Inside an old maintenance office, the trio huddled around a flickering terminal, trying to decrypt the stolen data.
"What even is VESPER?" Nova asked, arms crossed.
Xanthe answered. "It's not a weapon. Not directly. It's predictive. An AI seed that could forecast individual choices... years in advance. Behavior, alliances, rebellions. It could predict war. Or start one."
Nova looked stunned. "You're saying Hollow used this to manipulate the country?"
Nate inserted the chip. "No. They are the country. This algorithm helped them build the Executive Web, rig elections, crush rivals before they emerged."
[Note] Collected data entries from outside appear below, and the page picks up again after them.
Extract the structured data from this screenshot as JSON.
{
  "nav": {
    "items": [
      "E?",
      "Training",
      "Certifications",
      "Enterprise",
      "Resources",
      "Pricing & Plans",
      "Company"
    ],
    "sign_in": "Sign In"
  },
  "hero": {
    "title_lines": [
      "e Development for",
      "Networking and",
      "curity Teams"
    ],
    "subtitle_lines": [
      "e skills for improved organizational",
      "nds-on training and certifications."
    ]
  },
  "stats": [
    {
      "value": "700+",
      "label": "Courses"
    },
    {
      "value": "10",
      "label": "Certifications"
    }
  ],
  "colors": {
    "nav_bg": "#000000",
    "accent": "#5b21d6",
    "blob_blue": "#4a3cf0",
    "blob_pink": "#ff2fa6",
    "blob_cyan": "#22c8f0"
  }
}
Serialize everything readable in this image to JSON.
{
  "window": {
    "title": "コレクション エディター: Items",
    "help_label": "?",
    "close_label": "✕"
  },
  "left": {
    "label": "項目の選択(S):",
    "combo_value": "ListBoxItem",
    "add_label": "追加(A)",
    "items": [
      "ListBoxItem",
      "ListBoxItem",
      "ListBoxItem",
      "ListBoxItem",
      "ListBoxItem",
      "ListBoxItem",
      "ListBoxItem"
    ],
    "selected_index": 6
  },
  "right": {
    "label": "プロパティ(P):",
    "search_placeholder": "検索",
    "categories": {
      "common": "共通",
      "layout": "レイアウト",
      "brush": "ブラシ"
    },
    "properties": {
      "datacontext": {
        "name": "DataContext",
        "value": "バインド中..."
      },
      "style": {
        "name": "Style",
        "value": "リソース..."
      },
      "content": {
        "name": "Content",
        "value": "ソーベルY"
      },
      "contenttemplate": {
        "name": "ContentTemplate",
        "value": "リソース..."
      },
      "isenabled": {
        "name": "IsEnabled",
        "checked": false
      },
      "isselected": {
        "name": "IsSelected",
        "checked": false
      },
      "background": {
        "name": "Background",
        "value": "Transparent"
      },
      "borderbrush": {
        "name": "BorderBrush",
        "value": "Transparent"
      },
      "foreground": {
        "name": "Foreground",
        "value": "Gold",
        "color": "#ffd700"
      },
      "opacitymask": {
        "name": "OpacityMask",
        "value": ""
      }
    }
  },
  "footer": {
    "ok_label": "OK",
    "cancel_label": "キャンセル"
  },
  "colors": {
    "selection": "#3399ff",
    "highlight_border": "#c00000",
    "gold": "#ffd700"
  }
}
Lines of code scrolled across the screen. Xanthe worked fast, isolating fragments of the core AI. Then she froze.
"This... isn't the full model," she whispered. "It's missing three keystones."
Nate's gut twisted. "Simon said it wasn't finished."
"But it could be," Xanthe replied. "With those keystones... you could recreate the full VESPER. Or destroy it."
Nova muttered, "Let me guess—Simon has the rest."
Nate's expression hardened. "And now he knows I've got the first."
---
Bloodlines and Betrayals
Night deepened. In the shadows of the station, Nate wandered alone. He stared at the broken glass in an old train window, his reflection distorted and flickering.
He heard footsteps behind him—Xanthe.
She leaned on a steel beam beside him. "You okay?"
"No." He didn't turn. "He said my father walked away. That he chose to stop."
Xanthe's voice was quiet. "Maybe he did. Maybe he realized what VESPER could become. Maybe he was scared."
Nate finally looked at her. "Do you think I'm making a mistake?"
She hesitated. "I think you're your father's son. But I also think you're more dangerous."
A beat.
"Good," Nate said. "I need to be."
---
Elsewhere: A New Hunter
Far away, in a penthouse lit by neon and silence, Simon Castor stood before a holographic screen. Red symbols danced across the display—warnings, trajectories, names.
He stared at Nate's profile photo, the image from his ID—before the accident, before the chaos. A younger man with soft eyes. A man long gone.
Behind him, a new figure entered. Clad in obsidian armor, visor blank.
"Send the Inquisitor," Simon said. "Let's end this."
The figure nodded.
"Kill Nathaniel. Retrieve the chip. Burn everything."